Reinstatement through work
Because work is one of the great levers on which the Venetian prison has always relied to structure the social reintegration paths of inmates. Which, thanks to the support, education, training and employment projects born from the collaboration with different associations, have been able to measure themselves with a kaleidoscope of trades. And so, as the documentary also shows, some have found themselves in the role of guides at the Biennale or in charge of a laundry and ironing service serving the city's best hotels. Still others, on the other hand, found themselves working in a sartoria that takes care of fashion shows and looks for the godmothers of the Film Festival, among the counters of an artistic waxworks, in a cosmetics department and even in a vegetable garden that sells its produce outside the prison.

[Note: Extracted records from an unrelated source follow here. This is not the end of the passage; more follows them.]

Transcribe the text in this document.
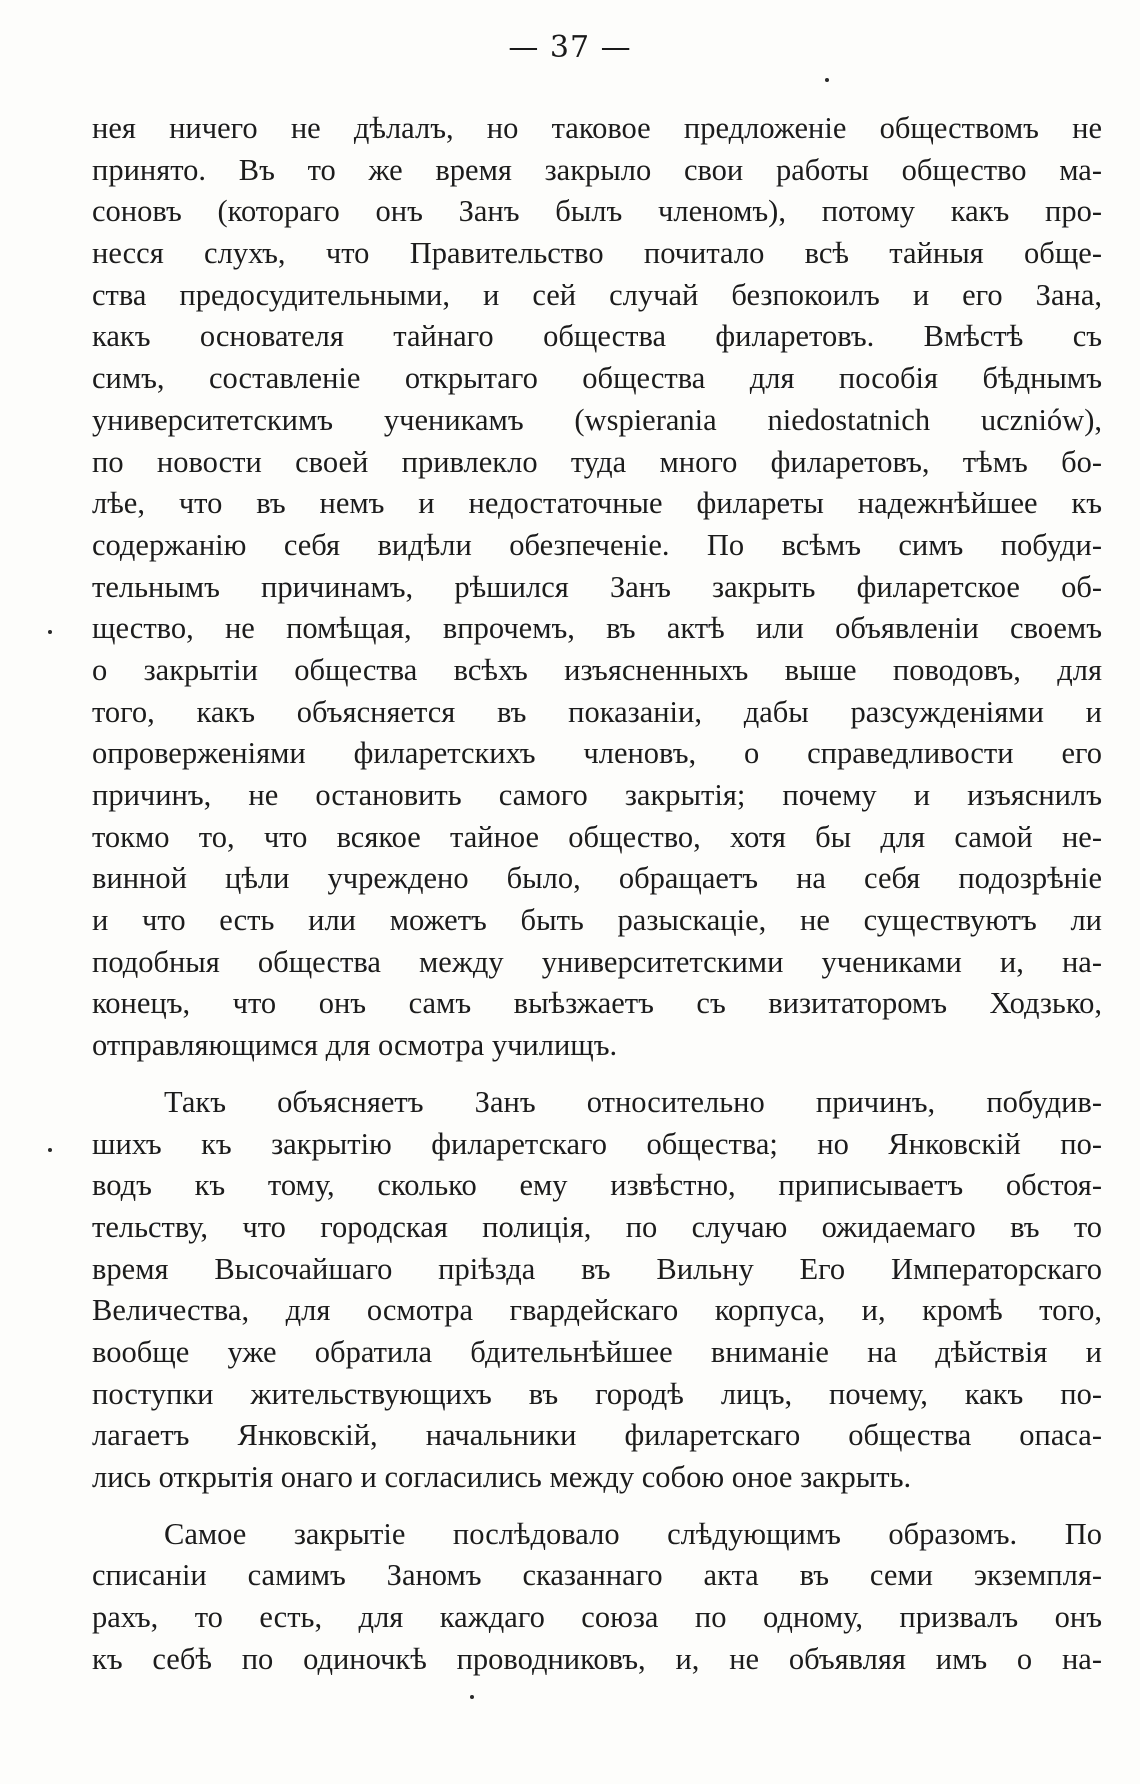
— 37 —
нея ничего не дѣлалъ, но таковое предложеніе обществомъ не
принято. Въ то же время закрыло свои работы общество ма-
соновъ (котораго онъ Занъ былъ членомъ), потому какъ про-
несся слухъ, что Правительство почитало всѣ тайныя обще-
ства предосудительными, и сей случай безпокоилъ и его Зана,
какъ основателя тайнаго общества филаретовъ. Вмѣстѣ съ
симъ, составленіе открытаго общества для пособія бѣднымъ
университетскимъ ученикамъ (wspierania niedostatnich uczniów),
по новости своей привлекло туда много филаретовъ, тѣмъ бо-
лѣе, что въ немъ и недостаточные филареты надежнѣйшее къ
содержанію себя видѣли обезпеченіе. По всѣмъ симъ побуди-
тельнымъ причинамъ, рѣшился Занъ закрыть филаретское об-
щество, не помѣщая, впрочемъ, въ актѣ или объявленіи своемъ
о закрытіи общества всѣхъ изъясненныхъ выше поводовъ, для
того, какъ объясняется въ показаніи, дабы разсужденіями и
опроверженіями филаретскихъ членовъ, о справедливости его
причинъ, не остановить самого закрытія; почему и изъяснилъ
токмо то, что всякое тайное общество, хотя бы для самой не-
винной цѣли учреждено было, обращаетъ на себя подозрѣніе
и что есть или можетъ быть разыскаціе, не существуютъ ли
подобныя общества между университетскими учениками и, на-
конецъ, что онъ самъ выѣзжаетъ съ визитаторомъ Ходзько,
отправляющимся для осмотра училищъ.
Такъ объясняетъ Занъ относительно причинъ, побудив-
шихъ къ закрытію филаретскаго общества; но Янковскій по-
водъ къ тому, сколько ему извѣстно, приписываетъ обстоя-
тельству, что городская полиція, по случаю ожидаемаго въ то
время Высочайшаго пріѣзда въ Вильну Его Императорскаго
Величества, для осмотра гвардейскаго корпуса, и, кромѣ того,
вообще уже обратила бдительнѣйшее вниманіе на дѣйствія и
поступки жительствующихъ въ городѣ лицъ, почему, какъ по-
лагаетъ Янковскій, начальники филаретскаго общества опаса-
лись открытія онаго и согласились между собою оное закрыть.
Самое закрытіе послѣдовало слѣдующимъ образомъ. По
списаніи самимъ Заномъ сказаннаго акта въ семи экземпля-
рахъ, то есть, для каждаго союза по одному, призвалъ онъ
къ себѣ по одиночкѣ проводниковъ, и, не объявляя имъ о на-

In short, the authentic narration of an everyday life that tries to find its own sense of normality in a perimeter where routine often saves fromloneliness. Without, however, sweetening the more complicated aspects of the experience. And trying to eradicate prejudices.
"I believe it is important to convey a true message, never too filtered. It is fine to turn the spotlight on the virtuous paths of re-socialisation activated in prison, but it is also necessary to show how imprisonment is a complicated moment because losing freedom is not easy, just as it is not easy to find harmony with people who are different and have equally heavy baggage," Campobasso adds. "It is important to show precisely this duplicity: on the one hand the difficulty of sharing the freedom that remains, and on the other hand the ability to use that residue of freedom to redeem oneself emotionally and try to imagine a future away from the offence.
Synergy with associations
A future that often finds a springboard in the conventions that Giudecca enters into with associations, cooperatives of various kinds, the Department of Prison Administration, the Regional Superintendency and the Region. And that, thanks to the activation of tenders, they find in prison the fertile ground for a win-win exchange. "They manage to find free premises here where they can carry out their planned activities in exchange for training the inmates," the director points out. "Sometimes it is really a matter of qualified pathways that then lead, often, to a permanent contract. Other times they help lay the foundations for learning a profession. An opportunity that is aimed as much at female inmates who can come out of the dormitory room to cover work shifts outside as at those who, having served their sentence, are released from prison and intend to continue in a path already marked out".